Delaval began his career in the Royal Navy in c. 1712. He retired, on half pay, as a Lieutenant in 1715; but was made Captain in 1719. In April 1716 he was sent to intercept the Jacobite expedition during the Jacobite Rising of 1715, and the following June he was ordered to the Baltic.
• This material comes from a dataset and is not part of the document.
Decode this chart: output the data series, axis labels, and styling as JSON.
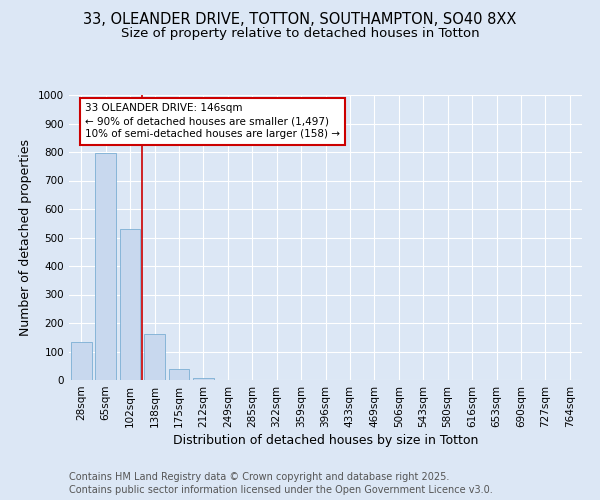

He represented Northumberland in Parliament from 1716 to 1722. He was first elected with the support of Charles Howard, 3rd Earl of Carlisle. He sat as a Whig and voted with the government in all recorded divisions. From 1729 to 1730, he was High Sheriff of Northumberland.

==Personal life==
In August 1724 he married Rhoda Apreece, heiress of Doddington Hall, Lincolnshire who was the daughter of Robert Apreece and Sarah ( Hussey) Apreece. Together, they had eleven children, including:

- Rhoda Delaval (1725–1757), who married Sir Edward Astley, 4th Baronet of Melton Constable.
- Sir Francis Blake Delaval (1727–1771), who married Lady Nassau Powlett ( Lady Isabella Tufton), a daughter of Thomas Tufton, 6th Earl of Thanet and widow of Lord Nassau Powlett, but died without legitimate issue.
- John Hussey Delaval, 1st Baron Delaval (1728–1808), who married twice but his only son predeceased him.
- Edward Hussey Delaval (1729–1814), who married Sarah Scott, daughter of George Scott of Methley.
- Anne Hussey Delaval (1737–1812), who married, as his third wife, William Stanhope, MP for Buckinghamshire, in 1759.
- Sarah Delaval (1742–1821), who married John Savile, 1st Earl of Mexborough in 1760.
- Charlotte Sophia Blake Delaval (d. 1823), who married Sir Robert Smyth, 5th Baronet in 1776.

In 1729, he completed the construction of Seaton Delaval Hall, which was finished according to John Vanbrugh's original plan and cost an estimated £10,000.On 9 December 1752, Captain Delaval fell down the steps of the South Portico of Seaton Delaval Hall, and died of his injuries. His uncle, George Delaval, from whom he inherited the Hall, also died from a fall on the estate; he fell from his horse.

===Descendants===
Through his son Edward, he was a grandfather of Sarah Hussey (née Delaval) Gunman, who inherited Doddington Hall.

Through his daughter Rhoda, he was a grandfather of Jacob Astley, through whom Seaton Delaval passed to the Astley family (later Baron Hastings).

Through his daughter Sarah, he was a grandfather of John Savile, 2nd Earl of Mexborough.